Voyant que le théâtre lui échappe, le musicien cherche au concert le succès qu’il s’y promettait ; il l’y trouve, et l’estime des connaisseurs le récompense dignement de son courage et de sa foi. Sarasate court l’Europe avec sa symphonie espagnole, qu’on acclame partout où il la joue ; un autre virtuose, le violoncelliste Fischer, enlève à la pointe de l’archet le succès de son concerto. Puis c’est le Divertissement que l’on applaudit chez Pasdeloup autant que la Rhapsodie norvégienne ; et M. Lalo est désormais classé parmi les maîtres français qui jouent avec le plus de bonheur et de talent de ce puissant instrument qu’on appelle l’orchestre.

Il n’en fallait pas autant pour que le directeur de l’Opéra songeât enfin à accueillir un ouvrage signé de son nom. Quel que soit le sort réservé à cette Namouna, qui ouvre à M. Lalo la porte du théâtre, il faudra savoir gré à la direction de l’Opéra de l’avoir sollicitée et montée avec cette conscience et ce luxe. On trouvera sans doute que le compositeur s’y montre parfois un peu gêné : cet esclavage, où sa libre muse est tenue par ce marchand de rhytmes qui s’appelle un maître de ballets, ne laisse pas son imagination vagabonder dans cette fantaisie qui lui plaît.

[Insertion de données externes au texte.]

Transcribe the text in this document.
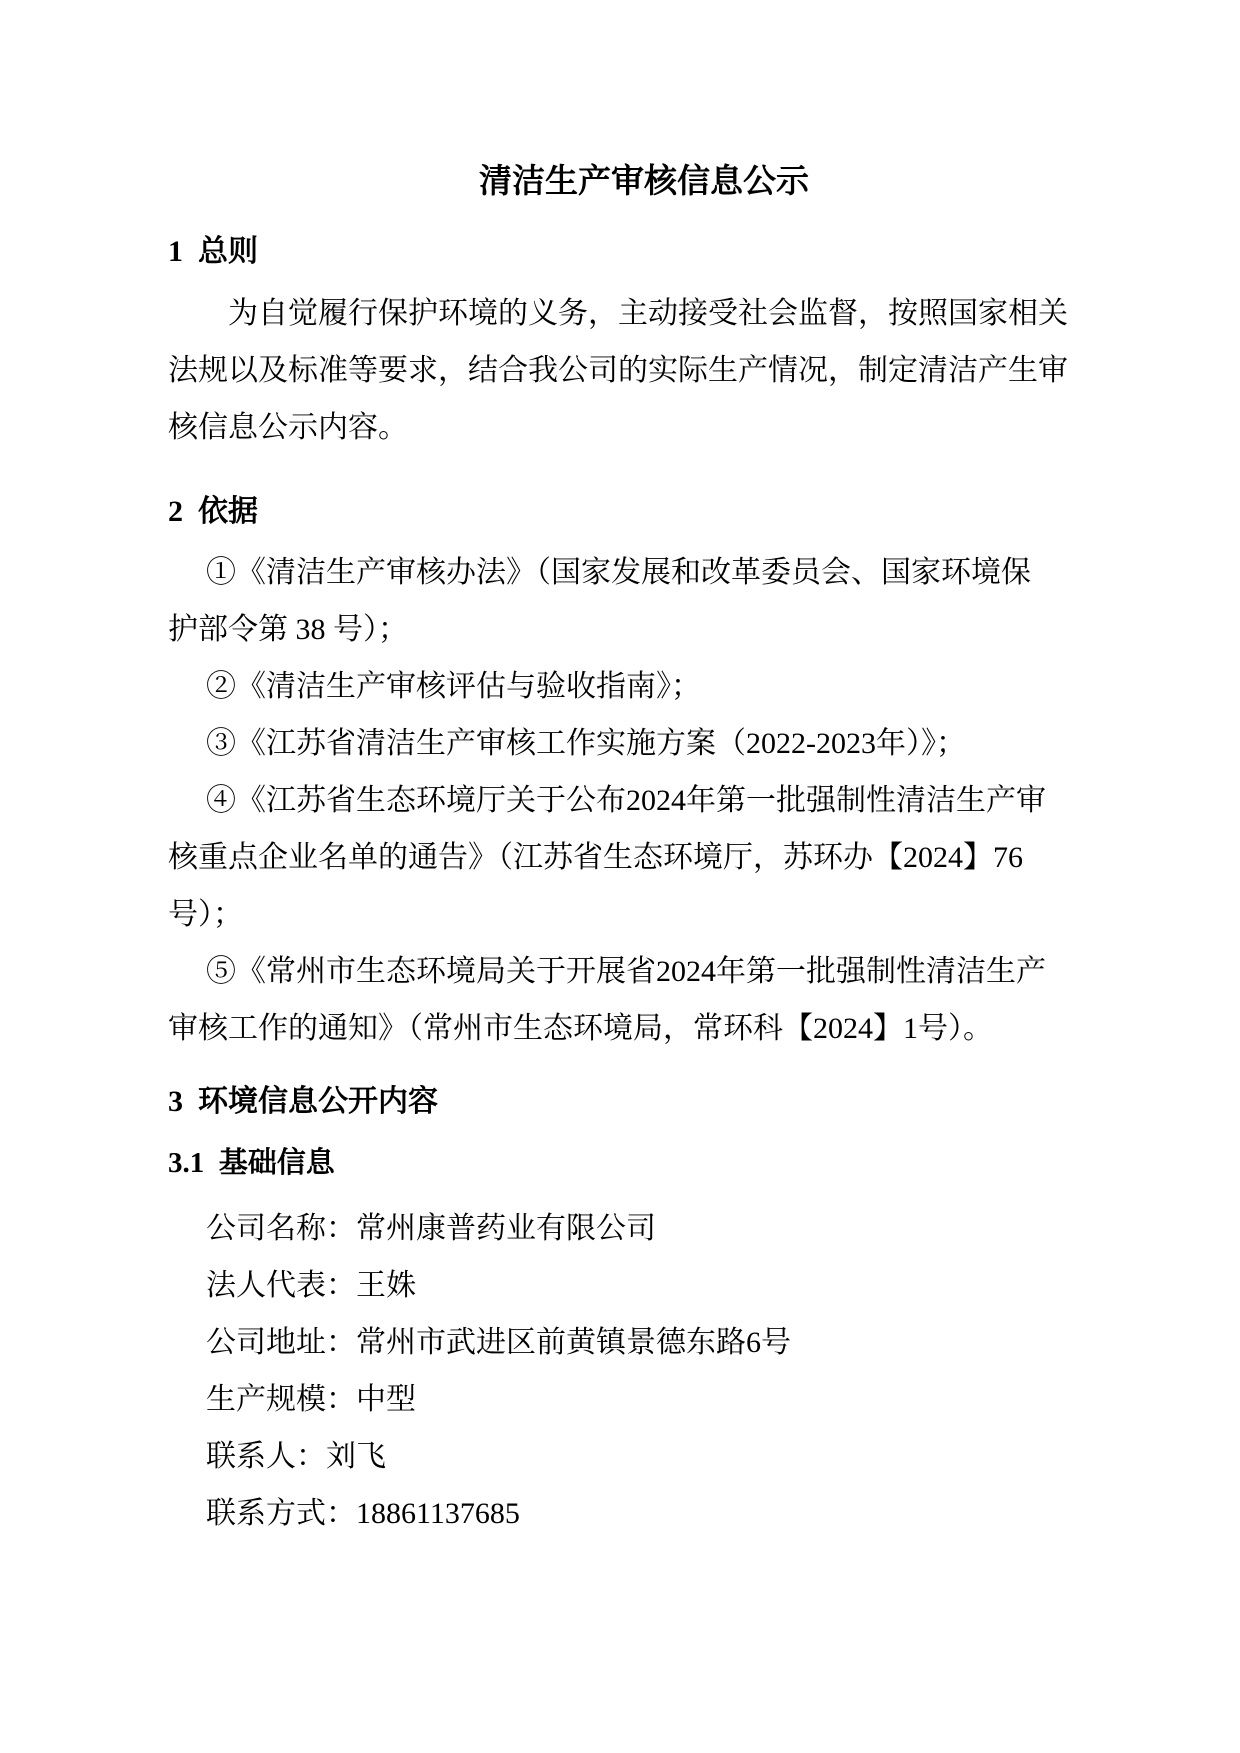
清洁生产审核信息公示
1  总则
为自觉履行保护环境的义务，主动接受社会监督，按照国家相关
法规以及标准等要求，结合我公司的实际生产情况，制定清洁产生审
核信息公示内容。
2  依据
①《清洁生产审核办法》（国家发展和改革委员会、国家环境保
护部令第 38 号）；
②《清洁生产审核评估与验收指南》；
③《江苏省清洁生产审核工作实施方案（2022-2023年）》；
④《江苏省生态环境厅关于公布2024年第一批强制性清洁生产审
核重点企业名单的通告》（江苏省生态环境厅，苏环办【2024】76
号）；
⑤《常州市生态环境局关于开展省2024年第一批强制性清洁生产
审核工作的通知》（常州市生态环境局，常环科【2024】1号）。
3  环境信息公开内容
3.1  基础信息
公司名称：常州康普药业有限公司
法人代表：王姝
公司地址：常州市武进区前黄镇景德东路6号
生产规模：中型
联系人：刘飞
联系方式：18861137685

Le symphoniste a les ailes coupées par le chorégraphe, son ennemi né, et sa pensée ne suit pas sans entrave son développement naturel, dans cette collaboration entre-chat et chien, où le musicien doit rogner et ajouter, selon le nombre de mesures qu’on lui commande… sur mesure. À ce dur métier, M. Lalo a succombé par moments, et l’on sent, dans sa partition, à certains passages, le croc-en-jambe, qui a fait choir son idée, mélodique ou harmonique.

Malgré tout, Namouna a encore de quoi satisfaire les raffinés de bel art, et l’on y trouve des pages exquises comme le tendre duo mimé par Ottavio et Namouna, la pittoresque sérénade à Héléna, la scène délicieuse du réveil des esclaves et des pages tumultueusement gaies, comme la scène du Carnaval à Corfou, avec ses fanfares, éclatant comme des pièces d’artifices sonores dans le tohu-bohu d’une fête populaire.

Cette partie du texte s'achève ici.